O primeiro teste: um pequeno voo, um grande salto
O teste foi conduzido pela divisão de Pesquisa e Desenvolvimento da Honda (Honda R&D), que confirmou que o foguete de 6,3 metros de altura atingiu 271 metros de altitude antes de pousar com sucesso em sua base de testes em Taiki, uma cidade no norte do Japão conhecida por suas iniciativas aeroespaciais.
Segundo a empresa, o objetivo principal era validar tecnologias essenciais para a reutilização de foguetes, incluindo estabilidade de voo, controle durante a descida e capacidade de aterrissagem — elementos cruciais para tornar a operação viável e econômica.
Apesar de ainda estar na fase de pesquisa básica, a Honda afirma que continuará avançando no desenvolvimento dessas tecnologias com o objetivo de realizar lançamentos suborbitais até 2029. “Nenhuma decisão foi tomada quanto à comercialização, mas os esforços seguem firmes”, declarou a empresa em nota oficial.
Da estrada ao espaço: como a Honda chegou até aqui
A ideia de se aventurar além da atmosfera não é exatamente nova. Em setembro de 2021, a Honda anunciou planos preliminares para construir um pequeno foguete reutilizável. No final de 2024, criou oficialmente a Divisão de Desenvolvimento Espacial da American Honda, com o objetivo de impulsionar pesquisas nos Estados Unidos e estreitar laços com a indústria espacial norte-americana.
Desde então, a empresa tem ampliado seu portfólio aeroespacial. Em abril deste ano, revelou planos para testar um sistema de eletrólise na Estação Espacial Internacional (ISS), além de desenvolver uma célula de combustível regenerativa para sustentar a vida no espaço — e possivelmente, na Terra. Em maio, firmou uma parceria com a Astroscale Japan Inc. para desenvolver tecnologia de reabastecimento de satélites em órbita.
Apesar de todas essas iniciativas, a Honda vinha mantendo sigilo sobre seus testes de voo, o que torna o anúncio do lançamento ainda mais impactante.

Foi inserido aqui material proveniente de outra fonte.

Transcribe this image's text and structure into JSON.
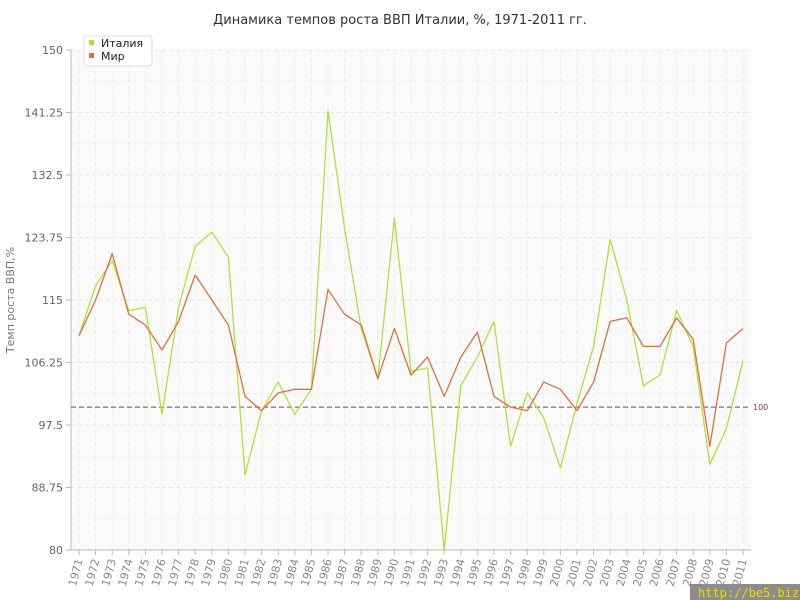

A corrida espacial agora também é das montadoras
A Honda não está sozinha nessa missão. Em 2024, a rival Toyota anunciou um investimento na Interstellar Technologies — uma empresa sediada também em Taiki — visando apoiar a produção em massa de veículos lançadores.
A movimentação das montadoras acompanha um esforço maior do governo japonês, que estabeleceu a meta de dobrar o tamanho da indústria espacial nacional para 8 trilhões de ienes (cerca de US$ 55,2 bilhões) até o início da década de 2030. Para isso, criou um programa bilionário de incentivo a foguetes, satélites e outras tecnologias privadas.
Um novo capítulo para a Honda — e para o Japão
O CEO global da Honda, Toshihiro Mibe, comemorou o sucesso do lançamento. “Estamos satisfeitos por ter dado mais um passo importante em nossa pesquisa com foguetes reutilizáveis. Acreditamos que esse tipo de desenvolvimento faz uso direto das fortalezas tecnológicas da Honda”, afirmou.
Ainda que o projeto esteja em seus primeiros estágios, o teste bem-sucedido marca uma guinada significativa para a montadora — e para o papel do Japão na nova era espacial.